SuperCheck-SC21: Plenary Talk – Let’s Make MPI and Checkpoint-Restart Libraries Work Better Together
TimeMonday, 15 November 20219:05am - 10am CST
DescriptionIn this SuperCheck plenary, the audience will undoubtedly hear about newer and better ways to checkpoint and restart scalable, typically MPI+X (where X=GPU or OpenMP or other accelerator), applications. This plenary reviews all the pieces that make up an MPI+X application. It looks at silos, policies, and opportunities for communities to work better together. As a designer of message passing libraries for over 30 years and MPI implementations since its inception, this speaker seeks to bring his perspective on "the other components" such as resource managers and Checkpoint-Restart (CPR) libraries. Since this is a SuperCheck workshop, focus on MPI+X with CPR will be in the forefront, but interactions with other important components ---including what we could do better --- is mentioned. Opportunities for standardization of more interfaces are described.

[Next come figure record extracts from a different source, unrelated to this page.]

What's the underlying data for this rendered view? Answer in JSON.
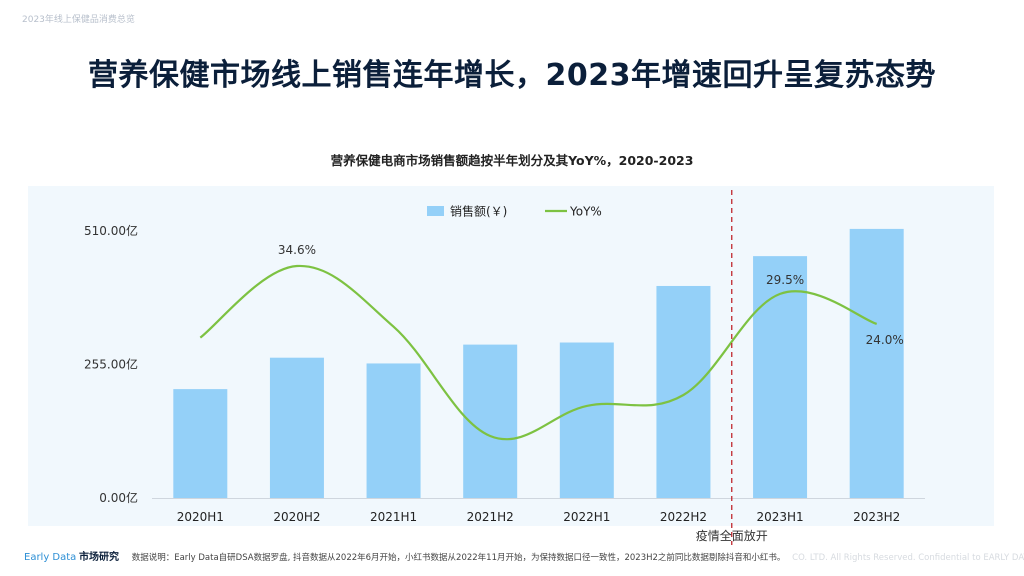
{
  "page": {
    "breadcrumb": "2023年线上保健品消费总览",
    "headline": "营养保健市场线上销售连年增长，2023年增速回升呈复苏态势"
  },
  "chart_data": {
    "type": "bar+line",
    "title": "营养保健电商市场销售额趋按半年划分及其YoY%，2020-2023",
    "categories": [
      "2020H1",
      "2020H2",
      "2021H1",
      "2021H2",
      "2022H1",
      "2022H2",
      "2023H1",
      "2023H2"
    ],
    "y_ticks": [
      "0.00亿",
      "255.00亿",
      "510.00亿"
    ],
    "y_tick_values": [
      0,
      255,
      510
    ],
    "ylim": [
      0,
      510
    ],
    "series": [
      {
        "name": "销售额(￥)",
        "kind": "bar",
        "color": "#94d0f8",
        "values": [
          208,
          268,
          257,
          293,
          297,
          405,
          462,
          514
        ]
      },
      {
        "name": "YoY%",
        "kind": "line",
        "color": "#7dc242",
        "values": [
          21.5,
          34.6,
          23.5,
          3.5,
          9.0,
          11.0,
          29.5,
          24.0
        ],
        "labels": [
          "",
          "34.6%",
          "",
          "",
          "",
          "",
          "29.5%",
          "24.0%"
        ]
      }
    ],
    "annotation": {
      "text": "疫情全面放开",
      "after_category_index": 5,
      "color": "#c0272d"
    },
    "legend_position": "top-center",
    "grid": false
  },
  "footer": {
    "brand_en": "Early Data",
    "brand_cn": "市场研究",
    "note": "数据说明：Early Data自研DSA数据罗盘, 抖音数据从2022年6月开始，小红书数据从2022年11月开始，为保持数据口径一致性，2023H2之前同比数据剔除抖音和小红书。",
    "copyright": "CO. LTD. All Rights Reserved. Confidential to EARLY DATA"
  }
}
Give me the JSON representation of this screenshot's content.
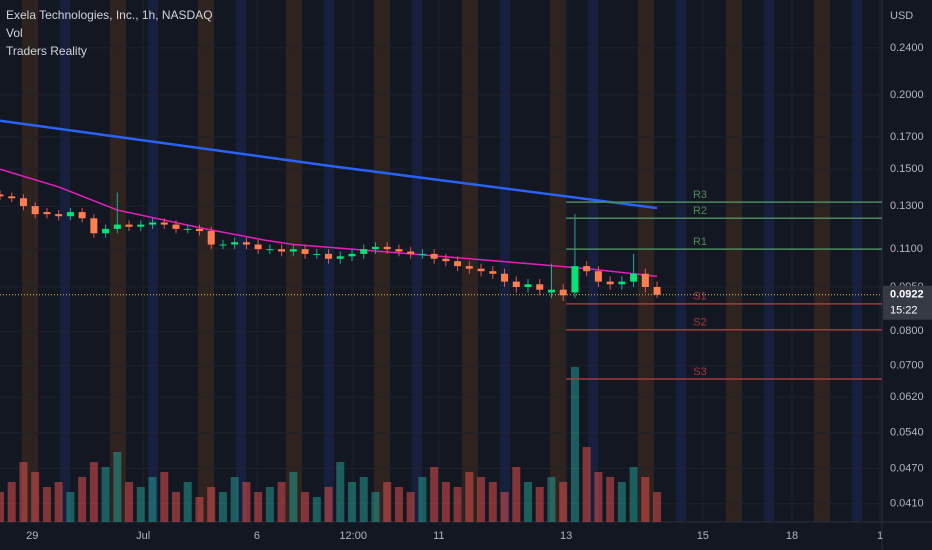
{
  "chart_data": {
    "type": "candlestick",
    "title": "Exela Technologies, Inc., 1h, NASDAQ",
    "indicators": [
      "Vol",
      "Traders Reality"
    ],
    "currency": "USD",
    "log_scale": true,
    "grid": true,
    "up_color": "#26a69a",
    "down_color": "#ef5350",
    "up_body_color": "#00e676",
    "down_body_color": "#ff7f50",
    "x": [
      0,
      2,
      4,
      6,
      8,
      10,
      12,
      14,
      16,
      18,
      20,
      22,
      24,
      26,
      28,
      30,
      32,
      34,
      36,
      38,
      40,
      42,
      44,
      46,
      48,
      50,
      52,
      54,
      56,
      58,
      60,
      62,
      64,
      66,
      68,
      70,
      72,
      74,
      76,
      78,
      80,
      82,
      84,
      86,
      88,
      90,
      92,
      94,
      96,
      98,
      100,
      102,
      104,
      106,
      108,
      110,
      112
    ],
    "open": [
      0.136,
      0.135,
      0.134,
      0.13,
      0.127,
      0.126,
      0.125,
      0.127,
      0.124,
      0.117,
      0.119,
      0.121,
      0.12,
      0.121,
      0.122,
      0.121,
      0.119,
      0.119,
      0.118,
      0.112,
      0.112,
      0.113,
      0.112,
      0.11,
      0.11,
      0.109,
      0.11,
      0.108,
      0.108,
      0.106,
      0.107,
      0.108,
      0.11,
      0.111,
      0.11,
      0.109,
      0.108,
      0.108,
      0.106,
      0.105,
      0.103,
      0.102,
      0.101,
      0.1,
      0.097,
      0.095,
      0.096,
      0.093,
      0.094,
      0.093,
      0.103,
      0.101,
      0.097,
      0.096,
      0.097,
      0.1,
      0.095
    ],
    "high": [
      0.138,
      0.137,
      0.136,
      0.132,
      0.129,
      0.128,
      0.129,
      0.129,
      0.126,
      0.121,
      0.137,
      0.123,
      0.123,
      0.124,
      0.124,
      0.123,
      0.121,
      0.121,
      0.12,
      0.114,
      0.115,
      0.115,
      0.114,
      0.112,
      0.112,
      0.112,
      0.112,
      0.11,
      0.11,
      0.109,
      0.11,
      0.112,
      0.113,
      0.113,
      0.112,
      0.111,
      0.11,
      0.11,
      0.108,
      0.107,
      0.105,
      0.104,
      0.103,
      0.102,
      0.099,
      0.098,
      0.098,
      0.104,
      0.096,
      0.126,
      0.105,
      0.103,
      0.099,
      0.099,
      0.108,
      0.102,
      0.097
    ],
    "low": [
      0.133,
      0.132,
      0.128,
      0.124,
      0.124,
      0.123,
      0.123,
      0.122,
      0.115,
      0.115,
      0.117,
      0.118,
      0.118,
      0.119,
      0.119,
      0.117,
      0.117,
      0.116,
      0.11,
      0.11,
      0.11,
      0.11,
      0.108,
      0.108,
      0.107,
      0.107,
      0.106,
      0.106,
      0.104,
      0.104,
      0.105,
      0.106,
      0.108,
      0.108,
      0.107,
      0.106,
      0.106,
      0.104,
      0.103,
      0.101,
      0.1,
      0.099,
      0.098,
      0.095,
      0.093,
      0.093,
      0.092,
      0.091,
      0.09,
      0.091,
      0.099,
      0.095,
      0.094,
      0.094,
      0.095,
      0.093,
      0.091
    ],
    "close": [
      0.135,
      0.134,
      0.13,
      0.126,
      0.126,
      0.125,
      0.127,
      0.124,
      0.117,
      0.119,
      0.121,
      0.12,
      0.121,
      0.122,
      0.121,
      0.119,
      0.119,
      0.118,
      0.112,
      0.112,
      0.113,
      0.112,
      0.11,
      0.11,
      0.109,
      0.11,
      0.108,
      0.108,
      0.106,
      0.107,
      0.108,
      0.11,
      0.111,
      0.11,
      0.109,
      0.108,
      0.108,
      0.106,
      0.105,
      0.103,
      0.102,
      0.101,
      0.1,
      0.097,
      0.095,
      0.096,
      0.094,
      0.094,
      0.092,
      0.103,
      0.101,
      0.097,
      0.096,
      0.097,
      0.1,
      0.095,
      0.0922
    ],
    "volume": [
      30000,
      40000,
      60000,
      50000,
      35000,
      40000,
      30000,
      45000,
      60000,
      55000,
      70000,
      40000,
      35000,
      45000,
      50000,
      30000,
      40000,
      25000,
      35000,
      30000,
      45000,
      40000,
      30000,
      35000,
      40000,
      50000,
      30000,
      25000,
      35000,
      60000,
      40000,
      45000,
      30000,
      40000,
      35000,
      30000,
      45000,
      55000,
      40000,
      35000,
      50000,
      45000,
      40000,
      30000,
      55000,
      40000,
      35000,
      45000,
      40000,
      155000,
      75000,
      50000,
      45000,
      40000,
      55000,
      45000,
      30000
    ],
    "moving_averages": [
      {
        "color": "#2962ff",
        "x": [
          0,
          56,
          112
        ],
        "values": [
          0.181,
          0.152,
          0.129
        ]
      },
      {
        "color": "#e91ebf",
        "x": [
          0,
          10,
          20,
          35,
          45,
          50,
          60,
          70,
          80,
          90,
          100,
          112
        ],
        "values": [
          0.15,
          0.14,
          0.128,
          0.119,
          0.114,
          0.112,
          0.11,
          0.108,
          0.106,
          0.104,
          0.102,
          0.099
        ]
      }
    ],
    "pivot_start_x": 96.5,
    "pivot_levels": [
      {
        "name": "R3",
        "value": 0.132,
        "color": "#4c8a5e"
      },
      {
        "name": "R2",
        "value": 0.124,
        "color": "#4c8a5e"
      },
      {
        "name": "R1",
        "value": 0.11,
        "color": "#4c8a5e"
      },
      {
        "name": "S1",
        "value": 0.089,
        "color": "#a33a3a"
      },
      {
        "name": "S2",
        "value": 0.0805,
        "color": "#a33a3a"
      },
      {
        "name": "S3",
        "value": 0.0665,
        "color": "#a33a3a"
      }
    ],
    "last_price": {
      "value": 0.0922,
      "label": "0.0922"
    },
    "countdown": "15:22",
    "xlim": [
      0,
      150
    ],
    "ylim": [
      0.0382,
      0.289
    ],
    "xticks": [
      {
        "value": 5.5,
        "label": "29"
      },
      {
        "value": 24.4,
        "label": "Jul"
      },
      {
        "value": 43.8,
        "label": "6"
      },
      {
        "value": 60.2,
        "label": "12:00"
      },
      {
        "value": 74.8,
        "label": "11"
      },
      {
        "value": 96.5,
        "label": "13"
      },
      {
        "value": 119.8,
        "label": "15"
      },
      {
        "value": 135,
        "label": "18"
      },
      {
        "value": 150,
        "label": "1"
      }
    ],
    "yticks": [
      {
        "value": 0.041,
        "label": "0.0410"
      },
      {
        "value": 0.047,
        "label": "0.0470"
      },
      {
        "value": 0.054,
        "label": "0.0540"
      },
      {
        "value": 0.062,
        "label": "0.0620"
      },
      {
        "value": 0.07,
        "label": "0.0700"
      },
      {
        "value": 0.08,
        "label": "0.0800"
      },
      {
        "value": 0.095,
        "label": "0.0950"
      },
      {
        "value": 0.11,
        "label": "0.1100"
      },
      {
        "value": 0.13,
        "label": "0.1300"
      },
      {
        "value": 0.15,
        "label": "0.1500"
      },
      {
        "value": 0.17,
        "label": "0.1700"
      },
      {
        "value": 0.2,
        "label": "0.2000"
      },
      {
        "value": 0.24,
        "label": "0.2400"
      }
    ]
  }
}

The following themes are considered:

* The goal of using MPI+X applications in places where resources are more ephemeral or subject to major cost changes, motivating malleability;

* An MPI-designer's viewpoint of how checkpoint restart systems (both explicit and transparent) fit within a more open policy, integrated world;

* What MPI-5 and beyond could or should do to help the entire program stack work better including the CPR library; and

* The lack of open, potentially standardized mechanisms for multiple components to work smoothly to manage malleable resources, faults, migration, etc.